Ok, I totally believe in the the Kill a Reader Casserole!  I hated when teachers would rip apart something beautiful and turn it into boring worksheets.  But here's the thing....I want to keep my job.  I'm not sure how well "stupid book" reading would go over to administration.  I read all the time.  It is my hobby.  However, I do not enjoy reading for class (other than this book, which I happen to really like----shocking).  But where this book is lacking (to me) is giving a more practical way to allow some of it's tid-bits to happen in a real classroom.  I only get my kids for 50 minutes (and this is on days that we don't have an assembly or the sports team leaves early.  So basically, I don't see where I can incorporate 20 minutes of "fun" reading in my classroom.  Sure, it builds vocabulary, but I can only get away with that line for so long.  Furthermore, I have learned through summer reading books, that Sparknotes and movies or utilized more often than the actual book.  Implementation....what can we do?

5 comments:

webbreaderblogger said...

Remember, Gallagher is a LA teacher. Teaching reading is something that he does in his classroom. We do want you to keep your job. What is something your students need to know about reading in YOUR discipline?
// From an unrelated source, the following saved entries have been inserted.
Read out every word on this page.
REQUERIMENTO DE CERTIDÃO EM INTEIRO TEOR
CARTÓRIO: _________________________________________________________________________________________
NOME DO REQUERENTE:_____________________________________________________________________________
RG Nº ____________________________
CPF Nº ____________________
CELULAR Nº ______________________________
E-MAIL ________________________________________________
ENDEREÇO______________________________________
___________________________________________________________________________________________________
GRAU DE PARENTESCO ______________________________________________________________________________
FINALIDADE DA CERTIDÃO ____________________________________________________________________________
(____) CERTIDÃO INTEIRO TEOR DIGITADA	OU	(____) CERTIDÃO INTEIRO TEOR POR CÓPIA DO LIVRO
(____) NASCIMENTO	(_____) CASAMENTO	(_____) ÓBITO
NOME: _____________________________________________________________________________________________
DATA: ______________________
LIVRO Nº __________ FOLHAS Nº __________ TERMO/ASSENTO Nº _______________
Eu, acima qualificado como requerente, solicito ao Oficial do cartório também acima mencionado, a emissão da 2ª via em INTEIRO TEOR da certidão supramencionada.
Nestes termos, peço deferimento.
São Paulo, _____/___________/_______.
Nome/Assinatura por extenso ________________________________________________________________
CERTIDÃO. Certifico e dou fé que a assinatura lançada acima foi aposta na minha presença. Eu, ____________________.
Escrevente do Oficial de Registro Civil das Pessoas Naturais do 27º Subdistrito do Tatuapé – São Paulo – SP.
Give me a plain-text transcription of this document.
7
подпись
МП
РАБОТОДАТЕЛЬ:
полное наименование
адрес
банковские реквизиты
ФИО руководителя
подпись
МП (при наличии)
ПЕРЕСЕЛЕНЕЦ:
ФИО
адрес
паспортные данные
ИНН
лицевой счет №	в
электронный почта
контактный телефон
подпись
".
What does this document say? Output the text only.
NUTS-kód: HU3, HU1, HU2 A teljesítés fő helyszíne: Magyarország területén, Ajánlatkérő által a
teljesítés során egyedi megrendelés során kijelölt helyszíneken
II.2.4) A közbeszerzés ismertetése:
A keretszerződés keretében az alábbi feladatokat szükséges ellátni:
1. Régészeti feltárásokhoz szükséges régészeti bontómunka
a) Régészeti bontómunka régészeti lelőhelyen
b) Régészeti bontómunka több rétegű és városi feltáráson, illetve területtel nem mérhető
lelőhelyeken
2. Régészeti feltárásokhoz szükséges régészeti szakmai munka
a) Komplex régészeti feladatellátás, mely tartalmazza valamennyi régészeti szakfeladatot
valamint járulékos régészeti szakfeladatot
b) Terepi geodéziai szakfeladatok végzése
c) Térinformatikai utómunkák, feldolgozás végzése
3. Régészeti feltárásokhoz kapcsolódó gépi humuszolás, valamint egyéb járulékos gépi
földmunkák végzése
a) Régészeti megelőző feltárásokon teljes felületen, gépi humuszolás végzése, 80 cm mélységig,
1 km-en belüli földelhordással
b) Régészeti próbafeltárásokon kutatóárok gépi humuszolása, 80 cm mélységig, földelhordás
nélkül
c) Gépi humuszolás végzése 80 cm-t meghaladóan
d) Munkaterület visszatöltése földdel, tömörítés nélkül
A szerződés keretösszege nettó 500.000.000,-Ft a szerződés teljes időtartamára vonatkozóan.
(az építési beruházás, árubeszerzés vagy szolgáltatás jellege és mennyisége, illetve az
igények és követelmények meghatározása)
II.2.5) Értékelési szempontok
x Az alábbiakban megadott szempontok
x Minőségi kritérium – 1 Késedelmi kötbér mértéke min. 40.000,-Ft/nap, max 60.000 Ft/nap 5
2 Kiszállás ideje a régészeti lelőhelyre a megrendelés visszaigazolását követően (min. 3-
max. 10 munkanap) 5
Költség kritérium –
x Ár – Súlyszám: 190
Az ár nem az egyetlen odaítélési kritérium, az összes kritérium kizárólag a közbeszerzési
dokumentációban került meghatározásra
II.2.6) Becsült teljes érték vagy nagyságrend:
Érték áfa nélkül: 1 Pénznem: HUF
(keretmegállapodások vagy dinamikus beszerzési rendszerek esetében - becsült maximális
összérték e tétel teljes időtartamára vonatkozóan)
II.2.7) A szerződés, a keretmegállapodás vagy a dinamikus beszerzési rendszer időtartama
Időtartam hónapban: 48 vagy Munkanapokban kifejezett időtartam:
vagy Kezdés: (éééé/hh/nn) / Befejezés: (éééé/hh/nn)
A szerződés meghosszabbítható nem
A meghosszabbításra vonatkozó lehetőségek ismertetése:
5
How can you help scaffold them to more challenging disciplinary text? Think about the text you needed to read in your college courses. How can you help your students get there? In this way, they will be learning your content and you will be developing their literacy.

Eve Fincher said...

Kristin,
Yes, maybe 20 minutes is too much in the classroom, but waht about a daily reading journal where tey log in at least 20-30 min. a day on ANYTHING they've read that day and turn it in at the end of the week? I get my struggling college students to do this and they are amazed to discover how much reading they do or don't do! Gallagher is right in that, as LA teachers, we teach the deeper stuff, terminology, etc. and may bore the daylights out of some -so let them read on their own, finding texts they find interesting, but make them responsible for it- make them own it!

Unknown said...

I used to think it was useless to read in the classroom but I am changing my opinion. It has worked well in small doses. I am lucky our school is on a block schedule where we have more time to do these things.

Kristina Hirsch said...

I like Eve's idea. I think it isn't something you can do everyday so maybe you let them keep a journal and turn it in and/or you could do "fun reading" on Friday's or a day that you think there might be an assembly. This would be something everyone could do whether they are in the classroom or not in the classroom. It would be a good "assembly" day kind of thing too. If you are like me, it gets on my nerves when 1 class gets 1 or 2 days behind b/c of an assembly or whatever. It is much easier to keep them all together. You could let them "fun read" on some of these kind of days as a means to get them reading but keeping your classes all together.

Unknown said...

I like Eve's suggestion as well. A reading journal would help to build their vocabulary and allow for that fun reading. I know I hate worksheets as well and reducing literature to rote drill learning. Sometimes it is hard to stay away from that kind of teaching. But with some creative learning tasks (that of course take loads of time to plan) we can help our students to become more interested in the subject. Finding that balance between "fun" stuff and academic learning is difficult.